The researchers describe the model in a paper to be published in the
November 15 issue of the journal Nature. Woosley's coauthors are
Sergei Blinnikov, a visiting researcher at UCSC from the Institute
of Theoretical and Experimental Physics in Moscow, and Alexander
Heger of Los Alamos National Laboratory.
"This was a stupendously bright supernova, and we think we have the
leading model to explain it. It's a new mechanism for making a
supernova, and for doing it again and again in the same star,"
Woosley said. "We usually think of a supernova as the death of a
star, but in this case the same star can blow up half a dozen times.
The first explosion throws off the star's outer shell and produces a
notvery- bright supernova-like display. The second explosion puts
another supernova's worth of energy into a second shell, which
expands at high velocity until it collides with the first shell,
producing an extraordinarily brilliant display.
"The two shells collide out at a distance such that the full kinetic
energy is converted into light, so it is up to 100 times more
luminous than an ordinary supernova," Woosley said. "Usually a
supernova only converts 1 percent of its kinetic energy into light,
because it has to expand so much before the light can escape.
This mechanism requires an extremely massive star, 90 to 130 times
the mass of the Sun, he said. As a star this big nears the end of
its life, the temperature in the core gets so hot that some of the
energy from gamma-ray radiation converts into pairs of electrons and
their anti-matter counterparts, positrons. The result is a
phenomenon called "pair instability," in which conversion of
radiation into electron-positron pairs causes the radiation pressure
to drop, and the star begins to contract rapidly.
"As the core contracts it goes deeper into instability until it
collapses and begins to burn fuel explosively. The star then expands
violently, but not enough to disrupt the whole star," Woosley said.
"For stars between 90 and 130 solar masses, you get pulses. It hits
this instability, violently expands, then radiates and contracts
until it gets hotter and hits the instability again. It keeps going
until it loses enough mass to be stable again.
Stars in this size range are very rare, especially in our own
galaxy. But they may have been more common in the early universe.
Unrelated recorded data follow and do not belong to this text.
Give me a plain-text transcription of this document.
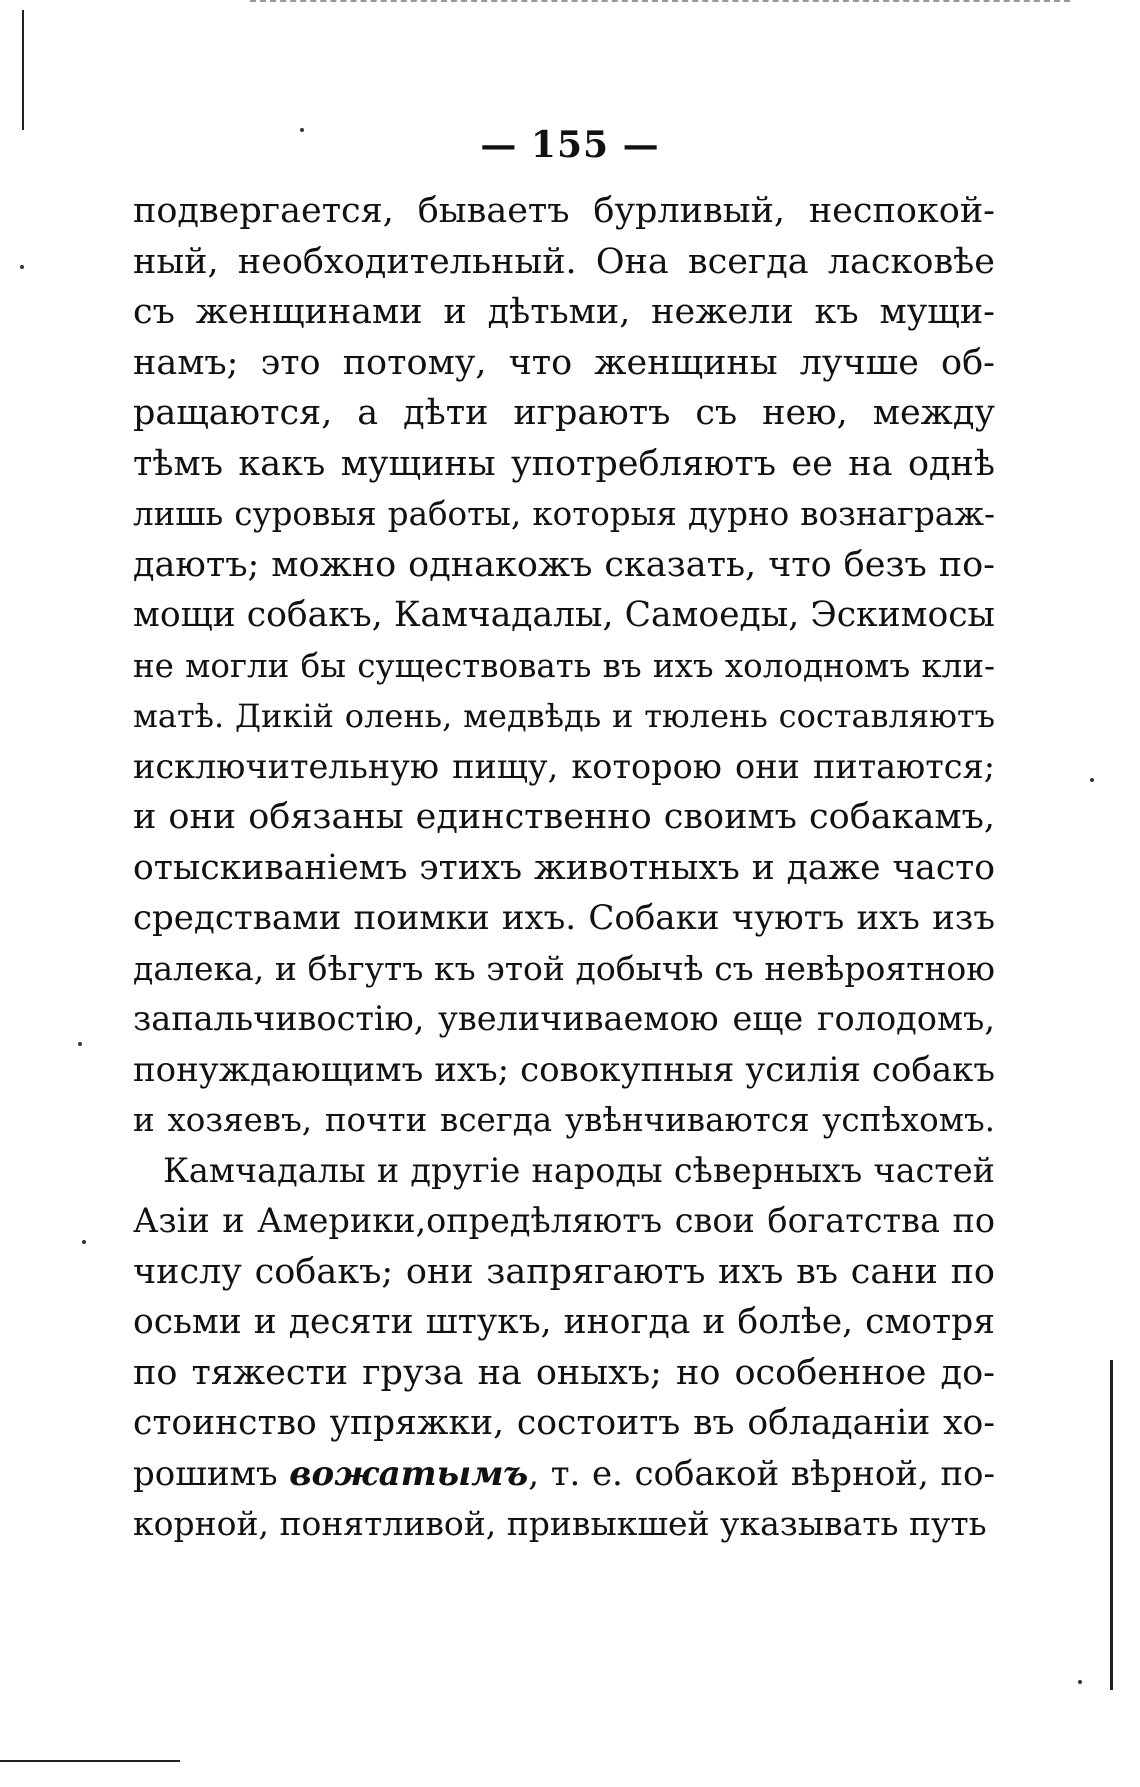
— 155 —
подвергается, бываетъ бурливый, неспокой-
ный, необходительный. Она всегда ласковѣе
съ женщинами и дѣтьми, нежели къ мущи-
намъ; это потому, что женщины лучше об-
ращаются, а дѣти играютъ съ нею, между
тѣмъ какъ мущины употребляютъ ее на однѣ
лишь суровыя работы, которыя дурно вознаграж-
даютъ; можно однакожъ сказать, что безъ по-
мощи собакъ, Камчадалы, Самоеды, Эскимосы
не могли бы существовать въ ихъ холодномъ кли-
матѣ. Дикій олень, медвѣдь и тюлень составляютъ
исключительную пищу, которою они питаются;
и они обязаны единственно своимъ собакамъ,
отыскиваніемъ этихъ животныхъ и даже часто
средствами поимки ихъ. Собаки чуютъ ихъ изъ
далека, и бѣгутъ къ этой добычѣ съ невѣроятною
запальчивостію, увеличиваемою еще голодомъ,
понуждающимъ ихъ; совокупныя усилія собакъ
и хозяевъ, почти всегда увѣнчиваются успѣхомъ.
Камчадалы и другіе народы сѣверныхъ частей
Азіи и Америки,опредѣляютъ свои богатства по
числу собакъ; они запрягаютъ ихъ въ сани по
осьми и десяти штукъ, иногда и болѣе, смотря
по тяжести груза на оныхъ; но особенное до-
стоинство упряжки, состоитъ въ обладаніи хо-
рошимъ вожатымъ, т. е. собакой вѣрной, по-
корной, понятливой, привыкшей указывать путь
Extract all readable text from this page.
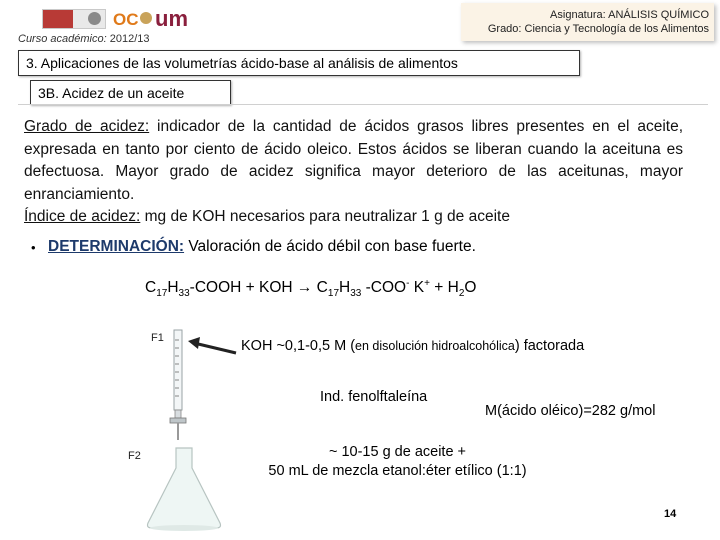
OC um
Curso académico: 2012/13
Asignatura: ANÁLISIS QUÍMICO
Grado: Ciencia y Tecnología de los Alimentos
3. Aplicaciones de las volumetrías ácido-base al análisis de alimentos
3B. Acidez de un aceite
Grado de acidez: indicador de la cantidad de ácidos grasos libres presentes en el aceite, expresada en tanto por ciento de ácido oleico. Estos ácidos se liberan cuando la aceituna es defectuosa. Mayor grado de acidez significa mayor deterioro de las aceitunas, mayor enranciamiento.
Índice de acidez: mg de KOH necesarios para neutralizar 1 g de aceite
• DETERMINACIÓN: Valoración de ácido débil con base fuerte.
$C_{17}H_{33}$-COOH + KOH → $C_{17}H_{33}$ -COO- $K^+ + H_2O$
F1
F2
KOH ~0,1-0,5 M (en disolución hidroalcohólica) factorada
Ind. fenolftaleína
M(ácido oléico)=282 g/mol
~ 10-15 g de aceite +
50 mL de mezcla etanol:éter etílico (1:1)
14
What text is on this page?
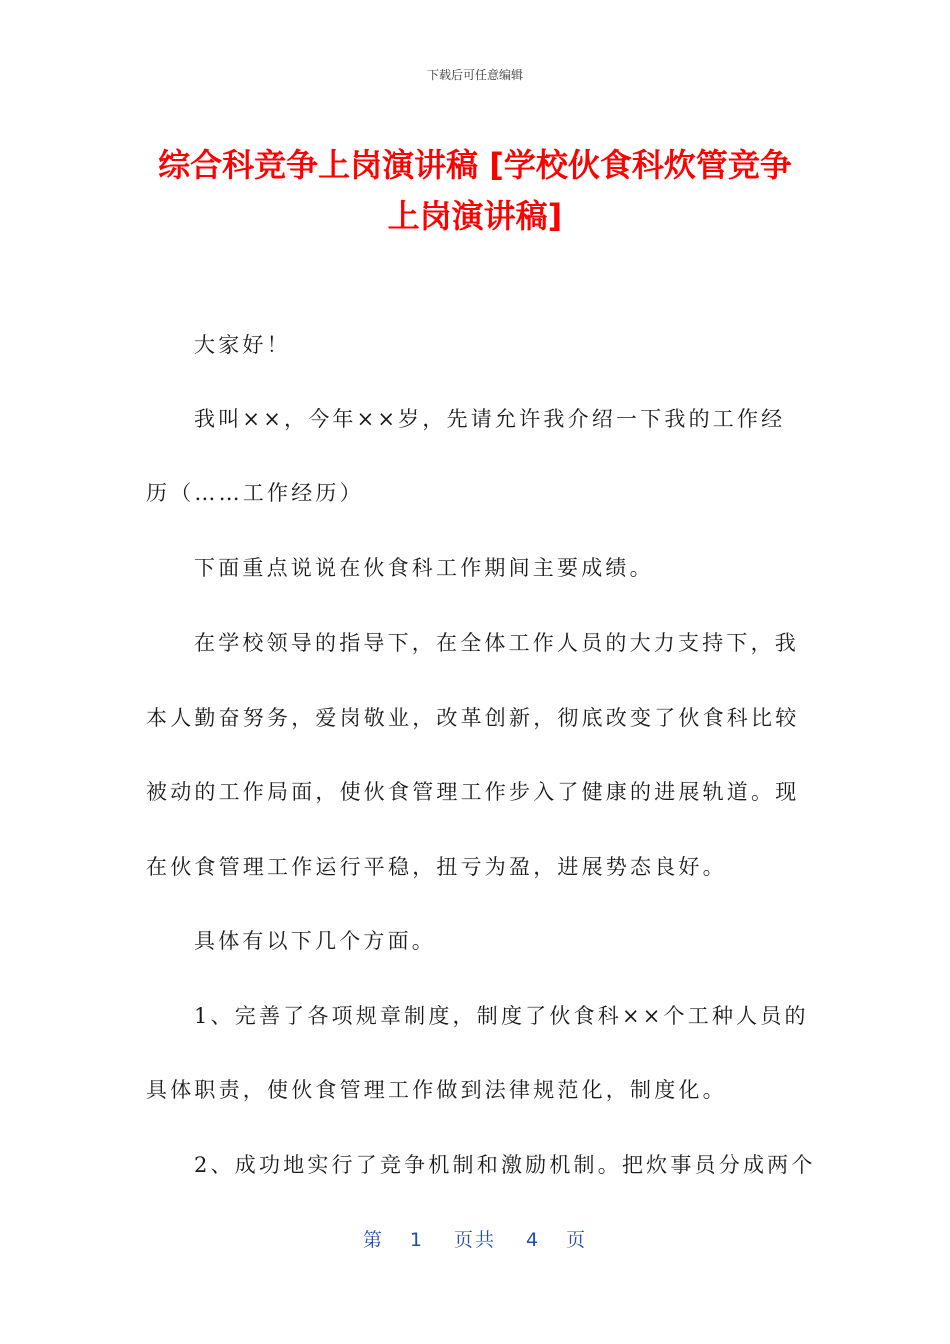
下载后可任意编辑
综合科竞争上岗演讲稿 [学校伙食科炊管竞争
上岗演讲稿]
大家好！
我叫××，今年××岁，先请允许我介绍一下我的工作经
历（……工作经历）
下面重点说说在伙食科工作期间主要成绩。
在学校领导的指导下，在全体工作人员的大力支持下，我
本人勤奋努务，爱岗敬业，改革创新，彻底改变了伙食科比较
被动的工作局面，使伙食管理工作步入了健康的进展轨道。现
在伙食管理工作运行平稳，扭亏为盈，进展势态良好。
具体有以下几个方面。
1、完善了各项规章制度，制度了伙食科××个工种人员的
具体职责，使伙食管理工作做到法律规范化，制度化。
2、成功地实行了竞争机制和激励机制。把炊事员分成两个
第 1 页共 4 页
"Until recently, we would have said such stars don't exist. But any
mechanism that could explain this event requires a very large mass,"
Woosley said.
Other researchers had suggested pair instability as a possible
mechanism for some supernovae, but the idea of repeated
explosions--called "pulsational pair instability"--is new. According
to Woosley, the new mechanism can yield a wide variety of
explosions.
"You could have anywhere from two to six explosions, and they could
be weak or strong," he said. "A lot of variety is possible, and it
gets even more complicated because what's left behind at the end is
still about 40 solar masses, and it continues to evolve and
eventually makes an iron core and collapses, so you can end up with
a gamma-ray burst. The possibilities are very exciting."